The two largest foreign investors in the pipeline, as well as upstream extraction projects, are France-based TotalEnergies and China National Offshore Oil Corp. The project also involves Tanzania Petroleum Development Corp. and Uganda National Oil Co.
“Fossil fuels won’t be completely eliminated in the world,” Muliisa said. “It is up to us to decide how to utilize our resources.”
Chinese oil companies are pouring money into exploring for and producing oil and gas in Africa. More than 25% of China’s oil and gas imports come from Africa, which is its second-largest source of supply, after the Middle East. China’s growing demand for energy has spurred its effort to diversify the countries it imports from, and its upstream reach has significantly increased to include nearly 20 African countries. Nigeria, the continent’s top oil producer, is one of China’s biggest oil trading partners. The West African country hopes to increase crude production to 3 million barrels per day from 2 million at present, but it is struggling to reach its target due to widespread theft.
According to analysts, up to 80% of China’s crude oil will come from imports over the next 15 years, as domestic output continues to fall. But some worry that heavy dependence on one region could make China vulnerable, potentially impacting the rest of the world, which depends on China for myriad products.
“It’s important to get oil from every part of the world, including Africa,” says Kai Xue, a Beijing-based Africa business expert. Xue argues that, “Over the long term, Chinese oil and gas investment overseas [will] decline because electric vehicles and other ways of cutting back on oil consumption are taking hold in China.”
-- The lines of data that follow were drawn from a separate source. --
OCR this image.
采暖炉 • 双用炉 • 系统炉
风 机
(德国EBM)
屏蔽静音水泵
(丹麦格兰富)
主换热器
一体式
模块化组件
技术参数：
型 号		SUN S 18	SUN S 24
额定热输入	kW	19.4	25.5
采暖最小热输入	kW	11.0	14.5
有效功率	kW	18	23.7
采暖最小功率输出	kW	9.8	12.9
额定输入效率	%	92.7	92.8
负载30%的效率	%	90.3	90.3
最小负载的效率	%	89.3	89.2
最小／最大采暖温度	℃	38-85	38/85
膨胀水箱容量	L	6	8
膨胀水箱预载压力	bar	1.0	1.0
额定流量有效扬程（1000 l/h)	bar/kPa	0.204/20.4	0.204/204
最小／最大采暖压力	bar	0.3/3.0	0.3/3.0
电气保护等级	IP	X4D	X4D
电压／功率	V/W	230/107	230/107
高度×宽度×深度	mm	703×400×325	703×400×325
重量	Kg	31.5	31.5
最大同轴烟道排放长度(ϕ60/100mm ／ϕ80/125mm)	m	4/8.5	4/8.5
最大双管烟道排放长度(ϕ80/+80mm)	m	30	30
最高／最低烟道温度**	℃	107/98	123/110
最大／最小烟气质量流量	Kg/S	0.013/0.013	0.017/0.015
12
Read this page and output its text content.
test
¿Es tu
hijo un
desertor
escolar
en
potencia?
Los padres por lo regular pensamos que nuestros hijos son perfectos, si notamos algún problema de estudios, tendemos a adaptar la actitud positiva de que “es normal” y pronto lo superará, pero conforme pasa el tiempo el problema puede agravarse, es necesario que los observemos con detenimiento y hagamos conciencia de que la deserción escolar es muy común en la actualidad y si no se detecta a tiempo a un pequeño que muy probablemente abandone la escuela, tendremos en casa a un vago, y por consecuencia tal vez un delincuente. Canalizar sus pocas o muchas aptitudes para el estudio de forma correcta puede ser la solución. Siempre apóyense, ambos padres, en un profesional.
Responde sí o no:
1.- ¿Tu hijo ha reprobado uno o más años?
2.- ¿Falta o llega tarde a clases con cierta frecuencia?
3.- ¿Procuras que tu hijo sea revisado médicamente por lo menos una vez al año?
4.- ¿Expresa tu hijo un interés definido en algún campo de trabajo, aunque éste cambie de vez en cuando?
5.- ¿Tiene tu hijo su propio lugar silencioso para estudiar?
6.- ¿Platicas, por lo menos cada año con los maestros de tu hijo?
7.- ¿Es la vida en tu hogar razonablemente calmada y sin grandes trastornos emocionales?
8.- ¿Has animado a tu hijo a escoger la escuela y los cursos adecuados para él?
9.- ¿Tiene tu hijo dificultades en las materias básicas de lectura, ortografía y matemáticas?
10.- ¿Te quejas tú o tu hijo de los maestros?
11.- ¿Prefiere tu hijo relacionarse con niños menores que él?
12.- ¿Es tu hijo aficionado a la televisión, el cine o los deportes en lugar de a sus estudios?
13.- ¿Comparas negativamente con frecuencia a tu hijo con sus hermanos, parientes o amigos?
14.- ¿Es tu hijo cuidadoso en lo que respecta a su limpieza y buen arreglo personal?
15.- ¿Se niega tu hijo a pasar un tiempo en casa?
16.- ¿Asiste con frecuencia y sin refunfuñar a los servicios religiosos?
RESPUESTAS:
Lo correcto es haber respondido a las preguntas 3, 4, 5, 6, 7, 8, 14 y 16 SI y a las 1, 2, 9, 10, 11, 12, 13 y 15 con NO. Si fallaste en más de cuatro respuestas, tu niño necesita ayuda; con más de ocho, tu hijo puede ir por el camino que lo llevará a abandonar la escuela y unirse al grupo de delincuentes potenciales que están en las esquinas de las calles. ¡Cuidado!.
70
At the same time, Africa’s energy demand is projected to be 30% higher in 2040 than it is today. The Ugandan government, however, is having difficulty securing funding for a local refinery and has had to acknowledge that the project will not be completed before 2027.
Opponents of the pipeline worry that Uganda’s oil production may have a similar effect as in Nigeria, where over half the country’s oil earnings might soon be needed just to clean up the environmental damage from oil production.
“The EACOP [project] will do the same, as it slowly and steadily destroys the environment and the communities that depend on it,” Morris says.